On se salue entre bateliers et cyclistes, les éclusiers connaissent les plaisanciers qui reviennent d’une année sur l’autre. Claude surenchérit : « Ce qui est magnifique, c’est le regard des enfants sur notre bateau. Lorsque nous passons une écluse, ils sont émerveillés et, pour nous aussi, c’est merveilleux. » Pour Nelly Vannier, éclusière à Chevaigné, son métier ne se résume pas à bouger les deux lourdes portes afin de permettre le passage des embarcations : « C’est un métier poétique, qui est fait de rencontres, on a des gens qui viennent du monde entier, ça permet de voyager par procuration. » Australiens, Sud-Africains, Russes, Anglais… Les nationalités qui transitent par le canal sont nombreuses. A plus forte raison, l’éclusier c’est aussi celui qui fait le lien de proximité : « Quand les gens ont un souci, ils viennent frapper à notre porte, si leur enfant est tombé dans les orties, ils me demandent de la pommade, s’ils n’ont plus d’eau ils viennent réclamer un verre… Et les vieux, ils adorent venir parler ! Je tiens un peu le rôle des bistrots d’autrefois. » Pourtant le métier disparaît peu à peu, et les éclusiers qui partent en retraite ne sont plus systématiquement remplacés.

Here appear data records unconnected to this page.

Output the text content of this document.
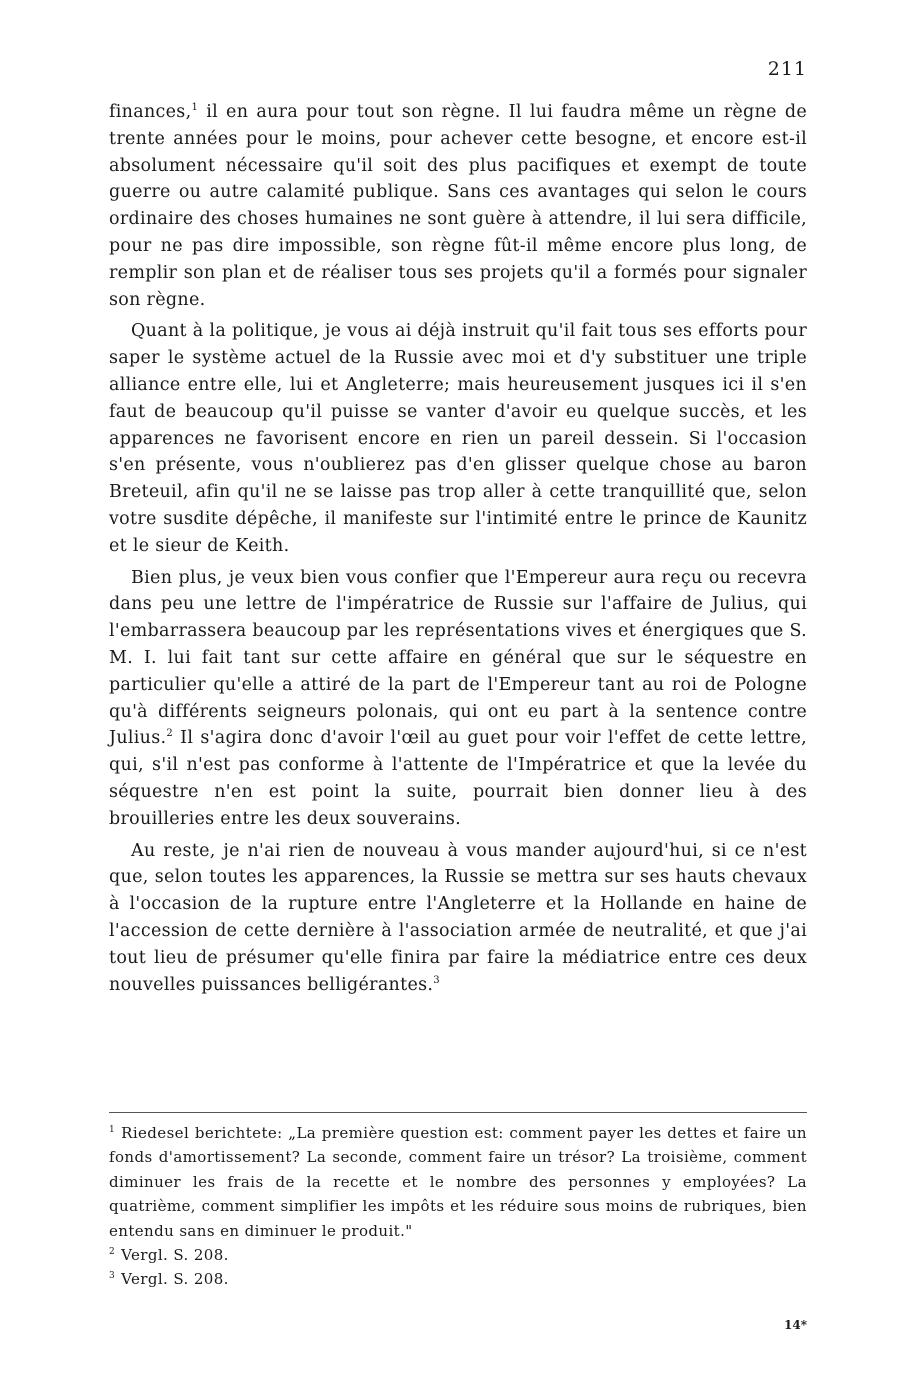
211

finances,$^1$ il en aura pour tout son règne. Il lui faudra même un règne de trente années pour le moins, pour achever cette besogne, et encore est-il absolument nécessaire qu'il soit des plus pacifiques et exempt de toute guerre ou autre calamité publique. Sans ces avantages qui selon le cours ordinaire des choses humaines ne sont guère à attendre, il lui sera difficile, pour ne pas dire impossible, son règne fût-il même encore plus long, de remplir son plan et de réaliser tous ses projets qu'il a formés pour signaler son règne.

Quant à la politique, je vous ai déjà instruit qu'il fait tous ses efforts pour saper le système actuel de la Russie avec moi et d'y substituer une triple alliance entre elle, lui et Angleterre; mais heureusement jusques ici il s'en faut de beaucoup qu'il puisse se vanter d'avoir eu quelque succès, et les apparences ne favorisent encore en rien un pareil dessein. Si l'occasion s'en présente, vous n'oublierez pas d'en glisser quelque chose au baron Breteuil, afin qu'il ne se laisse pas trop aller à cette tranquillité que, selon votre susdite dépêche, il manifeste sur l'intimité entre le prince de Kaunitz et le sieur de Keith.

Bien plus, je veux bien vous confier que l'Empereur aura reçu ou recevra dans peu une lettre de l'impératrice de Russie sur l'affaire de Julius, qui l'embarrassera beaucoup par les représentations vives et énergiques que S. M. I. lui fait tant sur cette affaire en général que sur le séquestre en particulier qu'elle a attiré de la part de l'Empereur tant au roi de Pologne qu'à différents seigneurs polonais, qui ont eu part à la sentence contre Julius.$^2$ Il s'agira donc d'avoir l'œil au guet pour voir l'effet de cette lettre, qui, s'il n'est pas conforme à l'attente de l'Impératrice et que la levée du séquestre n'en est point la suite, pourrait bien donner lieu à des brouilleries entre les deux souverains.

Au reste, je n'ai rien de nouveau à vous mander aujourd'hui, si ce n'est que, selon toutes les apparences, la Russie se mettra sur ses hauts chevaux à l'occasion de la rupture entre l'Angleterre et la Hollande en haine de l'accession de cette dernière à l'association armée de neutralité, et que j'ai tout lieu de présumer qu'elle finira par faire la médiatrice entre ces deux nouvelles puissances belligérantes.$^3$

$^1$ Riedesel berichtete: „La première question est: comment payer les dettes et faire un fonds d'amortissement? La seconde, comment faire un trésor? La troisième, comment diminuer les frais de la recette et le nombre des personnes y employées? La quatrième, comment simplifier les impôts et les réduire sous moins de rubriques, bien entendu sans en diminuer le produit."

$^2$ Vergl. S. 208.

$^3$ Vergl. S. 208.

14*
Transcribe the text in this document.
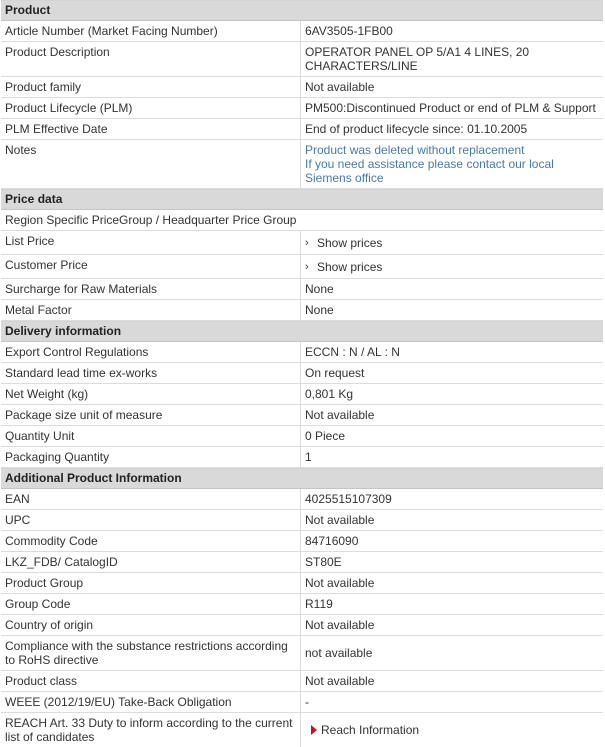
Product
Article Number (Market Facing Number)	6AV3505-1FB00
Product Description	OPERATOR PANEL OP 5/A1 4 LINES, 20 CHARACTERS/LINE
Product family	Not available
Product Lifecycle (PLM)	PM500:Discontinued Product or end of PLM & Support
PLM Effective Date	End of product lifecycle since: 01.10.2005
Notes	Product was deleted without replacement
If you need assistance please contact our local Siemens office
Price data
Region Specific PriceGroup / Headquarter Price Group
List Price	› Show prices
Customer Price	› Show prices
Surcharge for Raw Materials	None
Metal Factor	None
Delivery information
Export Control Regulations	ECCN : N / AL : N
Standard lead time ex-works	On request
Net Weight (kg)	0,801 Kg
Package size unit of measure	Not available
Quantity Unit	0 Piece
Packaging Quantity	1
Additional Product Information
EAN	4025515107309
UPC	Not available
Commodity Code	84716090
LKZ_FDB/ CatalogID	ST80E
Product Group	Not available
Group Code	R119
Country of origin	Not available
Compliance with the substance restrictions according to RoHS directive	not available
Product class	Not available
WEEE (2012/19/EU) Take-Back Obligation	-
REACH Art. 33 Duty to inform according to the current list of candidates	Reach Information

Un canal en perte de vitesse

Le canal est boudé des touristes. Depuis des années le trafic des bateaux sur le cours d’eau ne cesse de diminuer. Ce que déplore Nelly : « Il y a moins de monde à passer. Avec la crise, les gens n’ont plus les moyens de louer des bateaux. La location d’un bateau de luxe, c’est 4000 euros la semaine ! Bien sûr, je prends l’exemple extrême, mais de moins en moins de monde peut se le permettre. Le passage à “l’accompagnement” a aussi eu des conséquences néfastes : au lieu d’une écluse, les éclusiers accompagnent les bateaux sur une, deux ou plusieurs écluses. Cela a beaucoup déplu aux plaisanciers, ce n’est plus la même relation, alors ils partent. » Troisième raison évoquée par l’éclusière : le manque d’entretien du canal. Les voiliers marins qui nécessitent un tirant d’eau de 1m40 ne peuvent plus passer sur le canal, car le tirant est descendu à 1 m. Anciennement, le simple passage des nombreuses péniches commerciales suffisait à désenvaser le fond. Aujourd’hui le désenvasement est devenu trop onéreux.

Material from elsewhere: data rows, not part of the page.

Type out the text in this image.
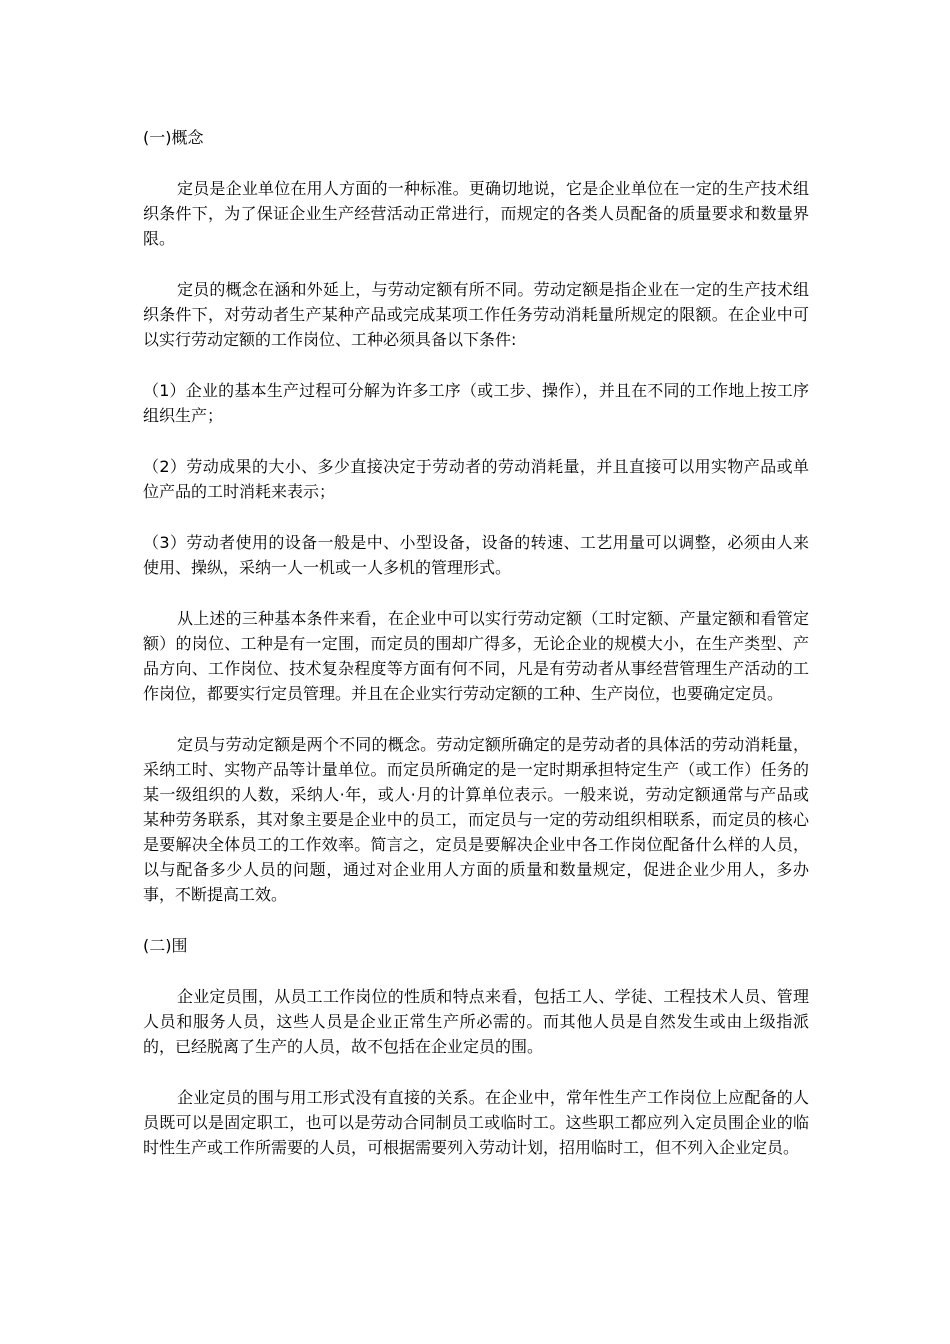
(一)概念

定员是企业单位在用人方面的一种标准。更确切地说，它是企业单位在一定的生产技术组织条件下，为了保证企业生产经营活动正常进行，而规定的各类人员配备的质量要求和数量界限。

定员的概念在涵和外延上，与劳动定额有所不同。劳动定额是指企业在一定的生产技术组织条件下，对劳动者生产某种产品或完成某项工作任务劳动消耗量所规定的限额。在企业中可以实行劳动定额的工作岗位、工种必须具备以下条件:

（1）企业的基本生产过程可分解为许多工序（或工步、操作），并且在不同的工作地上按工序组织生产；

（2）劳动成果的大小、多少直接决定于劳动者的劳动消耗量，并且直接可以用实物产品或单位产品的工时消耗来表示；

（3）劳动者使用的设备一般是中、小型设备，设备的转速、工艺用量可以调整，必须由人来使用、操纵，采纳一人一机或一人多机的管理形式。

从上述的三种基本条件来看，在企业中可以实行劳动定额（工时定额、产量定额和看管定额）的岗位、工种是有一定围，而定员的围却广得多，无论企业的规模大小，在生产类型、产品方向、工作岗位、技术复杂程度等方面有何不同，凡是有劳动者从事经营管理生产活动的工作岗位，都要实行定员管理。并且在企业实行劳动定额的工种、生产岗位，也要确定定员。

定员与劳动定额是两个不同的概念。劳动定额所确定的是劳动者的具体活的劳动消耗量，采纳工时、实物产品等计量单位。而定员所确定的是一定时期承担特定生产（或工作）任务的某一级组织的人数，采纳人·年，或人·月的计算单位表示。一般来说，劳动定额通常与产品或某种劳务联系，其对象主要是企业中的员工，而定员与一定的劳动组织相联系，而定员的核心是要解决全体员工的工作效率。简言之，定员是要解决企业中各工作岗位配备什么样的人员，以与配备多少人员的问题，通过对企业用人方面的质量和数量规定，促进企业少用人，多办事，不断提高工效。

(二)围

企业定员围，从员工工作岗位的性质和特点来看，包括工人、学徒、工程技术人员、管理人员和服务人员，这些人员是企业正常生产所必需的。而其他人员是自然发生或由上级指派的，已经脱离了生产的人员，故不包括在企业定员的围。

企业定员的围与用工形式没有直接的关系。在企业中，常年性生产工作岗位上应配备的人员既可以是固定职工，也可以是劳动合同制员工或临时工。这些职工都应列入定员围企业的临时性生产或工作所需要的人员，可根据需要列入劳动计划，招用临时工，但不列入企业定员。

Claude et Jean-Pierre naviguent sur un bateau qui leur appartient, pas de soucis de location donc. Mais pour ce qui est de la prise en charge sur plusieurs écluses, ils confirment : « Nous avons passé les onze écluses de Hédé un peu plus tôt dans la journée. Il y avait une seule petite pour faire les onze passages ! » Habitués des lieux eux aussi se rendent compte des conséquences de la crise : « Il y a quelques années, il y avait beaucoup d’Anglais sur ce canal, cela fait trois semaines que nous naviguons et nous n’en avons pas croisé un seul. »  Le canal, ce lieu de rencontre, est progressivement déserté. Régis, kayakiste croisé à l’écluse de Nelly glisse : « Il faut lui faire de la pub à ce canal, que les gens reviennent. » Les maisons de fonction se vident. La région Bretagne qui gère les canaux a fait un appel à projets l’année dernière pour leur donner une seconde vie. Certaines maisons éclusières sont ainsi réaménagées en lieux d’hébergement ou de restauration.

Lecteurs rennais, si un petit peu de dépaysement vous tente, mais que vous ne pouvez pas partir loin, pensez à parcourir les voies de halage du canal d’Ille-et-Rance. Quel que soit votre mode de transport privilégié : à pied, à vélo, en bateau… c’est un lieu idéal pour se déconnecter de la vie citadine.